Human beings are infallible. What’s worse is that human memory is even more than infallible. The issues with being human lie in our inability to see anything beyond what our own two eyes can see, our own two ears can hear, and our own memories can remember. If by some happy chance, one can manage to do all of those things and actually create a memory, the complications are far from over. Humans are trapped in their own perspective, and can’t see everything. Beyond angles and sound waves and the physics of life, the human mind can choose to see certain things over others. But it doesn’t stop there! Human beings understand by relating to previous experiences, so not only do we suffer from our own perspective bias, we also suffer from the bias of those who taught us and everything else we have seen before hand (which we already know is a pretty shaky resource as it is). Then, just as it seems impossible that there could be any more complications to human understanding – language enters the equation.

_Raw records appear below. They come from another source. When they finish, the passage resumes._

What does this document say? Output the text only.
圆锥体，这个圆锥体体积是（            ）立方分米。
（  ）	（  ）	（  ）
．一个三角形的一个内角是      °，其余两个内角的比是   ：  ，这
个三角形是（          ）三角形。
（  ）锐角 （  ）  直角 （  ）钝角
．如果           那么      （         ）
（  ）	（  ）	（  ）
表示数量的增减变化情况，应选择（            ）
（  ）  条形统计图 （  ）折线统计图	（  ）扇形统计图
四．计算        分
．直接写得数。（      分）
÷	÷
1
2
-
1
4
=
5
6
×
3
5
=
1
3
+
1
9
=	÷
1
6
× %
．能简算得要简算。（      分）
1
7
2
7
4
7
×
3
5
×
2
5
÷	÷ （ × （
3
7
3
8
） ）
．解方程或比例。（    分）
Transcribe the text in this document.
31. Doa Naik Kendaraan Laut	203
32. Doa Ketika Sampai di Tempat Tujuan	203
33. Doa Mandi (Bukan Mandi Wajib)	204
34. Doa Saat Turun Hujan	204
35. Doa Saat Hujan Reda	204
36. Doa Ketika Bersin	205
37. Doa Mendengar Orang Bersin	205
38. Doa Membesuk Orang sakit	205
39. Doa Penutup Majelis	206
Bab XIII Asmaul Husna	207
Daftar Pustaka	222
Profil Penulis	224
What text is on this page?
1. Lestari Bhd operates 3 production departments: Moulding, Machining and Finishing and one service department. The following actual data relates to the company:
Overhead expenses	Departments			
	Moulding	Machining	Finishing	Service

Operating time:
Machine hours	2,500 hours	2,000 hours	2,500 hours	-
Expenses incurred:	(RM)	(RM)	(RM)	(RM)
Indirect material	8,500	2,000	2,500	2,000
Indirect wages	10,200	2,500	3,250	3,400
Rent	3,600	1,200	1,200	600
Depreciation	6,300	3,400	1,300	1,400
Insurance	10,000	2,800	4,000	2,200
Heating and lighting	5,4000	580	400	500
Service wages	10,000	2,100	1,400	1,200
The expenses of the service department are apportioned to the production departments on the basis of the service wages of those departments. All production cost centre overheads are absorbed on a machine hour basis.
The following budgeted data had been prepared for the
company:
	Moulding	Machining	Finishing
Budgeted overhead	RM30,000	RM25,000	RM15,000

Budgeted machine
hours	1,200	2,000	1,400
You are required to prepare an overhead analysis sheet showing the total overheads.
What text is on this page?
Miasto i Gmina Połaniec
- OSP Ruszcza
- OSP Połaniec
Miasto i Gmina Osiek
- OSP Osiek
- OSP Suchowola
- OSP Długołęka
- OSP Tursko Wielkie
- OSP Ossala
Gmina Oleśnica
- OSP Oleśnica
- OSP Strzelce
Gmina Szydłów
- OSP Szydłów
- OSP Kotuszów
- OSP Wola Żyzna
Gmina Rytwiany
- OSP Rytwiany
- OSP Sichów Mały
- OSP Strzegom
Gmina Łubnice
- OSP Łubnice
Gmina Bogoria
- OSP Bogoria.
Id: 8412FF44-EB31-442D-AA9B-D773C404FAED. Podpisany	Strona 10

Language is impossible. We learn words related to symbols and concepts. We are taught to speak by our elders who were in turn, were taught by their elders. When you extrapolate language like that, it comes down to generations of people sharing their experiences via person to person connections. Words really complicate things. Diction in and of itself is problematic, what selection of words I might think describe what I’ve seen perfectly, might not process in another person the same way. My audience’s imagination might not see it the way I see it. In fact, I would wager that largely it doesn’t, unless they come from the same cultural-symbolic background, but even then, the odds are absurd.
So with all that on the plate, seems like humans would have a very hard time communicating, right? Perhaps not. We can still convey ideas and share thoughts and experiences in various forms. Welcome to the birth of art. Seems easy, right? No matter how the facility of art can help or allow for the flow of ideas, expression, and interpretation, it is important to consider (and not forget!), that art is just that. Subjective. It is about what it means to you, the reader, the observer, the audience. (Granted, considering you cannot escape your own perspective it would have to be about you, wouldn’t it?)